Lateral static stability

The lateral static stability can also be degraded by the addition of external stores or floats. In this case the increase in side area below the mid-point of the fuselage may produce a large destabilizing contribution to the overall lateral stability. Weak positive to neutral static stability may result with consequently poor sideforce cues. If this characteristic occurs with poor directional static stability the pilot may find it very difficult to control sideslip. In addition weak lateral static stability will increase the workload required to maintain wings-level flight. Once again augmentation, this time in the form of roll rate feedback is likely to be the most cost-effective solution, although a bank angle hold may be necessary.

6.5.1.5 Control response

The control response of the helicopter will be of great concern to the pilot. If the response is poorly tuned to the role the aircraft may still have unacceptable handling qualities regardless of how well the stability deficiencies have been overcome. Generally the nature of the control response is a function of the rotor system fitted to the helicopter and only minor changes can be made via modifications to the mechanical characteristics of the cockpit controls.

6.5.2 Levels of augmentation

The term automatic flight control system covers a multitude of systems that are used to improve, or remove, the stability deficiencies described above. In addition the more sophisticated systems can improve, or tailor, the handling qualities and permit certain role manoeuvres to be flown automatically. The term AFCS will be taken to apply to all forms of stability augmentation and automatic flight path control.

Stability augmentation (or inner-loop) systems can be further sub-divided into systems that use angular rate information as their primary data source and those that rely on direct measurement of aircraft attitude. Typically rate-based systems are cheaper and simpler to design and are, therefore, found on small-to-medium sized helicopters. Attitude-based systems are often enhanced by a range of outer-loop modes, see below, and are found on larger helicopters or those aimed at single pilot IFR operation.

The autopilot, or outer-loop system, is a higher level of augmentation. As the name suggests it can be considered as an outer loop around a stability augmentation system that allows automatic control of flight path through the action of parallel actuators. Holds other than pitch and roll attitude will often be included such as heading, speed, height (radar and barometric) and vertical speed. Special modes may also be included: coupled approach, auto transition, ‘go-around’ and hover position hold.

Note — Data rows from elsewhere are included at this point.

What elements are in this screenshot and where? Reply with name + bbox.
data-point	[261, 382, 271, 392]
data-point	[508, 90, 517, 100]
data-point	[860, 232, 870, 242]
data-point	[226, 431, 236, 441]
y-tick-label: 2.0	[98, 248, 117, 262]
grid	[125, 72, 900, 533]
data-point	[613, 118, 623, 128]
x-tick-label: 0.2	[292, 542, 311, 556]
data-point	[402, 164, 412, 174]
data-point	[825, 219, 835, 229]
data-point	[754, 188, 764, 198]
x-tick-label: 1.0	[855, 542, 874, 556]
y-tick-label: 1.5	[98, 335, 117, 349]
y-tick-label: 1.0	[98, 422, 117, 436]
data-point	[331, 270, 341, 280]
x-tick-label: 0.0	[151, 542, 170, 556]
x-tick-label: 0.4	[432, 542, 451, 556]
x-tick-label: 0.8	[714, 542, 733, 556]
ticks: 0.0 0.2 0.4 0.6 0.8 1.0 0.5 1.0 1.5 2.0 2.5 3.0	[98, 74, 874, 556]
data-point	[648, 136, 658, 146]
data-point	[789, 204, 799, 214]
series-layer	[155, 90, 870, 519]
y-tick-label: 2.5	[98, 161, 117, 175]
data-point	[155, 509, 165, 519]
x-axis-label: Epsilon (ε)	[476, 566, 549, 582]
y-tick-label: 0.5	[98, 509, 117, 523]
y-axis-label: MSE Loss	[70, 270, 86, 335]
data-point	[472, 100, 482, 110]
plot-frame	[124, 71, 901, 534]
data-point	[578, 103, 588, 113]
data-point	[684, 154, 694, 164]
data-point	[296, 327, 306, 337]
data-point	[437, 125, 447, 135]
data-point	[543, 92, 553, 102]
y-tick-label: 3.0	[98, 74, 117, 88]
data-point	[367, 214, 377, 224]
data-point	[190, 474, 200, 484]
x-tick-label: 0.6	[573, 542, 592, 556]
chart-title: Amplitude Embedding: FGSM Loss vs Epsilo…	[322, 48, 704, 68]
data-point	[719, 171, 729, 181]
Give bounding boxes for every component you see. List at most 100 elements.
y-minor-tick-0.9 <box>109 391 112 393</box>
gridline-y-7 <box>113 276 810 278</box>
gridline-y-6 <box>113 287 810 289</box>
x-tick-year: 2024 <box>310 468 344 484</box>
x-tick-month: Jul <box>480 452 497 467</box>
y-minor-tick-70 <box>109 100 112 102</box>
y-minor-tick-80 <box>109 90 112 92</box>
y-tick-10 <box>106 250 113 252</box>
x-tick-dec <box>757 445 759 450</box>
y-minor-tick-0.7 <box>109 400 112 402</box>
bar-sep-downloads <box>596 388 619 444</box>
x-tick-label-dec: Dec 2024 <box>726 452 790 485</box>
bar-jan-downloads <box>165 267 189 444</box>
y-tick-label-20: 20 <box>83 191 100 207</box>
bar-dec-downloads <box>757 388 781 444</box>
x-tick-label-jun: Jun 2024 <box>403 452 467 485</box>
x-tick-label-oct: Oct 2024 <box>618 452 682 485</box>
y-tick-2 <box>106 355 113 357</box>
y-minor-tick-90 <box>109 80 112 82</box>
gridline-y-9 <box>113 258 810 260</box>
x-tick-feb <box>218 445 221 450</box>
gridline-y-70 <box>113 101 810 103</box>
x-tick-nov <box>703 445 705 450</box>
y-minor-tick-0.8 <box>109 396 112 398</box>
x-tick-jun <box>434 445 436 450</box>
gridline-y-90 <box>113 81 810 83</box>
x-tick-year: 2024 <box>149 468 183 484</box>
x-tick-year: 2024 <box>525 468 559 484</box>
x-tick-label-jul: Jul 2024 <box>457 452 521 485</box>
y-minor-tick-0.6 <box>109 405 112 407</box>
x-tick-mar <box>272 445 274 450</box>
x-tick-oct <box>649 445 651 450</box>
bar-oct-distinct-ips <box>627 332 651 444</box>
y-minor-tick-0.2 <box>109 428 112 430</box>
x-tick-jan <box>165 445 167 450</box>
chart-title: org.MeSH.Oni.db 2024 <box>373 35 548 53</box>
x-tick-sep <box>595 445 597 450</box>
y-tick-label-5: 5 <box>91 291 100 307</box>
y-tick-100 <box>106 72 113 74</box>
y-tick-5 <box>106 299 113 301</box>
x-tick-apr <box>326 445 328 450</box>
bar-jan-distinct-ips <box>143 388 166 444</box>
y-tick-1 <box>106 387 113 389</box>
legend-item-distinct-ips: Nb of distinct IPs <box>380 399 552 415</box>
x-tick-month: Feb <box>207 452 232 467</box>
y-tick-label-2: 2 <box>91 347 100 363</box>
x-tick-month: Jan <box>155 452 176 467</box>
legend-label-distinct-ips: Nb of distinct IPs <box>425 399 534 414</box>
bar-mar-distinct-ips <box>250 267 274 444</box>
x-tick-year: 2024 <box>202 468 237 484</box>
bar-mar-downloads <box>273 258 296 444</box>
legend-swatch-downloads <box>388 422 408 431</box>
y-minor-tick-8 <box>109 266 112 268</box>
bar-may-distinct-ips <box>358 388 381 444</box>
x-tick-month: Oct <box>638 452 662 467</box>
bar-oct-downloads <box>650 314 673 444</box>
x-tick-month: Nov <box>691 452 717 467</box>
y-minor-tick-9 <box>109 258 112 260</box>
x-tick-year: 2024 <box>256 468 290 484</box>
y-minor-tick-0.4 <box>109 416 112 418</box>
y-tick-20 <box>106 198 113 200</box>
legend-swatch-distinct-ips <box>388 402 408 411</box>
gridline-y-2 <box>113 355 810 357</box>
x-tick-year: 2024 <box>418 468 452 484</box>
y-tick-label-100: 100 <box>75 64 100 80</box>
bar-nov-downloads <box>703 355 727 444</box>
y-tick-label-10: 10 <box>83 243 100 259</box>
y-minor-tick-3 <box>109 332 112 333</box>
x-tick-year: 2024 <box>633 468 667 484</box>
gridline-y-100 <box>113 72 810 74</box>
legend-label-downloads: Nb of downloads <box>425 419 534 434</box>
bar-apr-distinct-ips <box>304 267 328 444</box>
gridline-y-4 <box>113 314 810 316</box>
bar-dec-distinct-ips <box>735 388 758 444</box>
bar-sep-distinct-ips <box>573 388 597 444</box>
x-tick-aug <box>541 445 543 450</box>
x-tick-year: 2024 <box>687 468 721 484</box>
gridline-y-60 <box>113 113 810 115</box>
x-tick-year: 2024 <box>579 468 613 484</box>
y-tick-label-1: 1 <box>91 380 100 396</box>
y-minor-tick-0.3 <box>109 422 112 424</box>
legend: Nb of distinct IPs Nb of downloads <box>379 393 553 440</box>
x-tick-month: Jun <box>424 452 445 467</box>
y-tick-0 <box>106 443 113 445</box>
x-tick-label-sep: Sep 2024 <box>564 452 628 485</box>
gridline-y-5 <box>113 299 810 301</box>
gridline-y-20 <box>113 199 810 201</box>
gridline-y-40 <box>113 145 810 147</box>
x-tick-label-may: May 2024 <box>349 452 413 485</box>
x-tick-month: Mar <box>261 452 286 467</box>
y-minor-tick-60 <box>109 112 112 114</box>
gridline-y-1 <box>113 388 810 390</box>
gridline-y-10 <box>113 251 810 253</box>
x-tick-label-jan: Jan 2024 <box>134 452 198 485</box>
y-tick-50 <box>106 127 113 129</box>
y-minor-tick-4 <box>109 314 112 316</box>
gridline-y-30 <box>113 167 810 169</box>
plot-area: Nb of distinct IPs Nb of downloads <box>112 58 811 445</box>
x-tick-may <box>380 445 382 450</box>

Fly-by-wire (FBW) technology, for long the sole preserve of flight control systems for fixed wing aircraft, has flown successfully on several research rotorcraft and is being implemented on two helicopters (RAH-66 and NH-90) destined for full-scale production. As in fixed-wing systems FBW affords the helicopter FCS designer greater flexibility of design. This has been necessary to reduce pilot workload by providing a set of control laws and holds that are role suited, selectable and blended so that the most appropriate form of command and stability augmentation is available for each phase of the mission. This will enable the crew to devote more time to operating on­board sensors or weapons systems rather than piloting the aircraft. With FBW the flying controls need not be placed in the conventional positions as all piloting commands are passed through a flight control computer (FCC) by means of electrical signals. A sidestick and a small collective lever are alternatives to the conventional controls.